COH hearing implant systems include Nucleus and Baha, and are sold in over 100 countries, with direct operations in over 20 countries. With well over 80% of the group’s earnings not denominated in Australian dollars, the company’s bottom line is sensitive to currency translation.
COH’s FY12 results don’t look that impressive at first glance.
Net profit was $56.8 million, down 68% on the prior year’s result.
However, this did include a $101.3 million (post-tax) charge relating to the voluntary product recall of its implanted Nucleus CI500 range after an increase in failures in its Nucleus CI512 implants.
Total revenue over the period was down 4% to $779 million.
However if we look at sales on a constant currency terms they were actually up 1%.
Implant sales for the full year were 23,087 units, which was down 6% on the prior year.
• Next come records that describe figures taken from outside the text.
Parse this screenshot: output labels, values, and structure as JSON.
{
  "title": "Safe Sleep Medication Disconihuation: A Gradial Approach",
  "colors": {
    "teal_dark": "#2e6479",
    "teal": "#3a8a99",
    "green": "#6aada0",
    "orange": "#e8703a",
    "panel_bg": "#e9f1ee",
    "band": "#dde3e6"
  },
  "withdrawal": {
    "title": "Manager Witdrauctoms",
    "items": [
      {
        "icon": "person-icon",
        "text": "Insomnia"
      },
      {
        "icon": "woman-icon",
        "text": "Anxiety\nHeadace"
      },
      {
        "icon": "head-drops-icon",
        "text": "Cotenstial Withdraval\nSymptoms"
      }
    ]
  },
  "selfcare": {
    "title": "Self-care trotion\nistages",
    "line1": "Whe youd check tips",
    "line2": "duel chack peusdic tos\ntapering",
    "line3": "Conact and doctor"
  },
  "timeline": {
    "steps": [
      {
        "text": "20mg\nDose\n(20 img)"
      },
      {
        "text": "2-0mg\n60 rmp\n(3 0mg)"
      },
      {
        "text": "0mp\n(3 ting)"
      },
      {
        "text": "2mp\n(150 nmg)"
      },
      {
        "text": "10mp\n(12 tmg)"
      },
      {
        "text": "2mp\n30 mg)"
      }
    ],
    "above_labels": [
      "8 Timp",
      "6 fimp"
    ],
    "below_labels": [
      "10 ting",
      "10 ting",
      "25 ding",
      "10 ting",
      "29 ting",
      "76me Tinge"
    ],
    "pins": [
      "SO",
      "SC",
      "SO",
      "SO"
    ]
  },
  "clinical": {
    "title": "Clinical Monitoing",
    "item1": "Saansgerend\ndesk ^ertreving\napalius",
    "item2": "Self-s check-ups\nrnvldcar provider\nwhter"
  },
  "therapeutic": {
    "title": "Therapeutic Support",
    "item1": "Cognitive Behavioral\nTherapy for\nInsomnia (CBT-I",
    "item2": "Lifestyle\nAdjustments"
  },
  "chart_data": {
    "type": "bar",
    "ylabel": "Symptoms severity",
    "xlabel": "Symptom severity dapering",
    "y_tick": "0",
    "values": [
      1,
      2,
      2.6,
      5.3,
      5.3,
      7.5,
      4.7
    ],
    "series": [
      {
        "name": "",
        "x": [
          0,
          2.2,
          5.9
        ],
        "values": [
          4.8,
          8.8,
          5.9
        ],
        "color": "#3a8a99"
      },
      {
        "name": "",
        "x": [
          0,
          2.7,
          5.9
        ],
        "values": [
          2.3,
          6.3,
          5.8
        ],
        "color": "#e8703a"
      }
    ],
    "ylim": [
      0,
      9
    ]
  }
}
Whilst the fall in implant sales would normally give us some cause for concern, especially given the recall issues, the second half sales showed a 15% improvement on the first half.
As previously mentioned, COH’s earnings are very sensitive to Australian dollar movements given that over 80% of its earnings are sourced overseas. Over the last month the Australian dollar has fallen against most currencies, and against the US dollar it has fallen from a little over $1.06 to $1.02.
Against the euro, the Aussie has fallen from about $0.86 to $0.81. It is well known that there is a strong positive correlation between the Australian dollar and the country’s mining industry.
As such, the recent weakness in the sector is likely to see continued weakness in the Aussie dollar.
The recall appears not to have affected COH’s revenue, at least on a constant currency terms. The company’s long-term position still remains strong, with an aging population likely to support growth for many years to come.
COH’s earnings have always been defensive in nature and we don’t see this changing in the future. As such we believe that the short-term weakness in the Aussie dollar will continue to see COH’s share price to appreciate in the near-term.